You may be concerned about harmful bacteria in raw meat and what it can do to your beloved dog. Provided your dog has no underlying health issues, you don’t need to worry about feeding her fresh, raw meat as dogs have a higher concentration of stomach acid, allowing faster digestion and killing bacteria.
If you’re thinking about switching your dog’s food from store-bought to homemade, you want to take it slowly. I made the mistake of feeding my girl a bowl full of raw meat when she was used to cooked food and was promptly rewarded with a wet pile of diarrhoea on my cream carpet. If this happens to your dog, please don’t let it put you off a raw diet altogether as they simply need their stomach to adjust to new food. Start slowly with say, 90% their usual food with 10% raw food and gradually work more of the raw food in.
Of course, nothing should be taken to the extreme. Although their bodies are optimised for eating meat, dogs have omnivorous tendencies so feeding them 100% meat and nothing else isn’t ideal either. Incorporating vegetables such as peas, carrots, sweet potatoes and broccoli (avoid anything in the onion family) which dogs happily wolf down only makes their food more balanced and healthy. All you need to do is look at (and maybe even taste?) a bowl full of dry pellets next to a bowl full of fresh meat and mixed veg to see which one is clearly healthier.
While many dog owners have the best intentions for their pet, the cost of moving from kibble to fresh food may be a concern. Having made the switch myself, I can say that depending on where you shop, the cost will be in and around the same, although it depends how much your dog eats and weighs. A tray of chicken thighs in Aldi is €2.79 and they always have special offers on their vegetables ,which are already dirt cheap to begin with. Their bags of frozen mixed vegetables are even more convenient without being any less healthy.

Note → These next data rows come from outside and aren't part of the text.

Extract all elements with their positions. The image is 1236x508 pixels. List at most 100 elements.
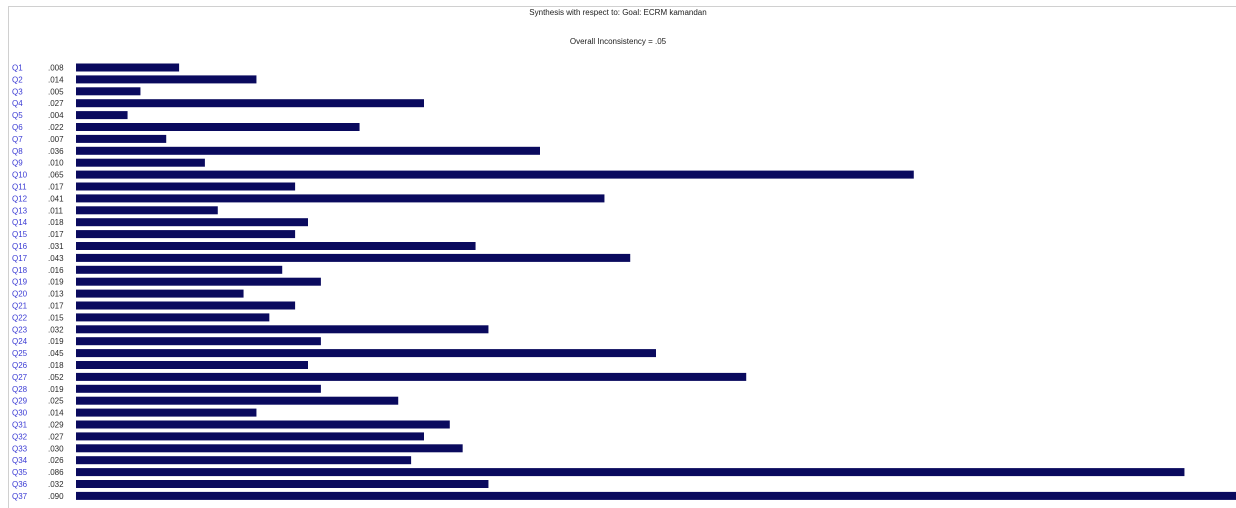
bar-q26 [76, 361, 308, 369]
bar-q1 [76, 63, 180, 72]
bar-q24 [76, 337, 321, 346]
bar-q9 [76, 158, 205, 167]
category-label: Q6 [12, 123, 23, 132]
category-label: Q17 [12, 254, 28, 263]
value-label: .026 [48, 456, 64, 465]
category-label: Q13 [12, 206, 28, 215]
value-label: .019 [48, 337, 64, 346]
value-label: .045 [48, 349, 64, 358]
category-label: Q12 [12, 194, 28, 203]
value-label: .018 [48, 361, 64, 370]
value-label: .022 [48, 123, 64, 132]
value-label: .041 [48, 194, 64, 203]
bar-q23 [76, 325, 489, 334]
value-label: .032 [48, 325, 64, 334]
value-label: .065 [48, 171, 64, 180]
value-label: .019 [48, 385, 64, 394]
value-label: .025 [48, 397, 64, 406]
bar-q19 [76, 277, 321, 286]
value-label: .018 [48, 218, 64, 227]
category-label: Q37 [12, 492, 28, 501]
category-label: Q35 [12, 468, 28, 477]
bar-q18 [76, 265, 283, 274]
value-label: .032 [48, 480, 64, 489]
value-label: .017 [48, 302, 64, 311]
bar-q16 [76, 242, 476, 250]
bar-q13 [76, 206, 218, 215]
value-label: .010 [48, 159, 64, 168]
category-label: Q14 [12, 218, 28, 227]
value-label: .007 [48, 135, 64, 144]
value-label: .004 [48, 111, 64, 120]
category-label: Q31 [12, 421, 28, 430]
category-label: Q5 [12, 111, 23, 120]
bar-q4 [76, 99, 424, 108]
bar-q27 [76, 372, 747, 381]
value-label: .019 [48, 278, 64, 287]
category-label: Q4 [12, 99, 23, 108]
value-label: .013 [48, 290, 64, 299]
category-label: Q34 [12, 456, 28, 465]
bar-q25 [76, 349, 656, 358]
bar-q35 [76, 468, 1185, 477]
value-label: .036 [48, 147, 64, 156]
category-label: Q32 [12, 432, 28, 441]
value-label: .005 [48, 87, 64, 96]
bar-q36 [76, 480, 489, 488]
bar-q28 [76, 384, 321, 393]
chart-subtitle: Overall Inconsistency = .05 [569, 37, 667, 46]
bar-q33 [76, 444, 463, 453]
value-label: .015 [48, 313, 64, 322]
category-label: Q33 [12, 444, 28, 453]
value-label: .016 [48, 266, 64, 275]
value-label: .043 [48, 254, 64, 263]
bar-q37 [76, 491, 1236, 500]
category-label: Q28 [12, 385, 28, 394]
bar-q21 [76, 301, 296, 310]
bar-q15 [76, 230, 296, 239]
category-label: Q23 [12, 325, 28, 334]
category-label: Q21 [12, 302, 28, 311]
value-label: .014 [48, 75, 64, 84]
value-label: .017 [48, 183, 64, 192]
bar-q2 [76, 75, 257, 84]
category-label: Q9 [12, 159, 23, 168]
category-label: Q8 [12, 147, 23, 156]
category-label: Q22 [12, 313, 28, 322]
value-label: .008 [48, 64, 64, 73]
category-label: Q27 [12, 373, 28, 382]
category-label: Q11 [12, 183, 27, 192]
value-label: .011 [48, 206, 64, 215]
bar-q31 [76, 420, 450, 429]
bar-q7 [76, 134, 167, 143]
category-label: Q7 [12, 135, 23, 144]
category-label: Q3 [12, 87, 23, 96]
category-label: Q19 [12, 278, 28, 287]
value-label: .017 [48, 230, 64, 239]
bar-q30 [76, 408, 257, 417]
bar-q22 [76, 313, 270, 322]
category-label: Q18 [12, 266, 28, 275]
value-label: .014 [48, 409, 64, 418]
bar-q8 [76, 146, 540, 155]
bar-q32 [76, 432, 424, 441]
value-label: .052 [48, 373, 64, 382]
category-label: Q25 [12, 349, 28, 358]
bar-q29 [76, 396, 399, 405]
category-label: Q16 [12, 242, 28, 251]
bar-q3 [76, 87, 141, 96]
chart-frame [8, 6, 1236, 508]
bar-q20 [76, 289, 244, 298]
bar-q17 [76, 253, 631, 262]
value-label: .090 [48, 492, 64, 501]
category-label: Q24 [12, 337, 28, 346]
value-label: .029 [48, 421, 64, 430]
category-label: Q15 [12, 230, 28, 239]
category-label: Q30 [12, 409, 28, 418]
value-label: .031 [48, 242, 64, 251]
bar-q10 [76, 170, 914, 179]
bar-q6 [76, 123, 360, 131]
category-label: Q20 [12, 290, 28, 299]
chart-title: Synthesis with respect to: Goal: ECRM ka… [529, 8, 707, 17]
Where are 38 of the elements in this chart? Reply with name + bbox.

Even more cost effective than supermarket meat is the wholesale meat provided by Dogs First, a Wicklow-based dog food company that delivers raw, human-grade meat to your door in most areas of Ireland. For convenience, they also deliver their pre-made dog food chubs composed of 85% raw meat, vegetables and offal anywhere in Ireland. This eliminates all the effort of preparing the dog food yourself and is ideal for beginners who are thinking about making the switch. These chubs work out cheaper than the highly-recommended Orijen dry food, which funnily enough, is praised for its meat and offal content. As for the really cheap dog food on supermarket shelves, this contains virtually no meat content so a fair price comparison isn’t even possible.
This article is in no way intended to point the finger at dog owners who feed their pooches commercial dog food. Some dogs are on prescription food, some are set in their ways or are just plain stubborn when it comes to food; there are always exceptions. However, since becoming a dog owner again and discussing the topic of food with other dog owners, it became glaringly obvious that a huge amount of us don’t really think about what we feed our pets simply because we’ve been brought up in a society where real food = human food and brown balls from a bag = dog food. Real food doesn’t just belong to humans; it belongs to every living being on this planet, including our dogs.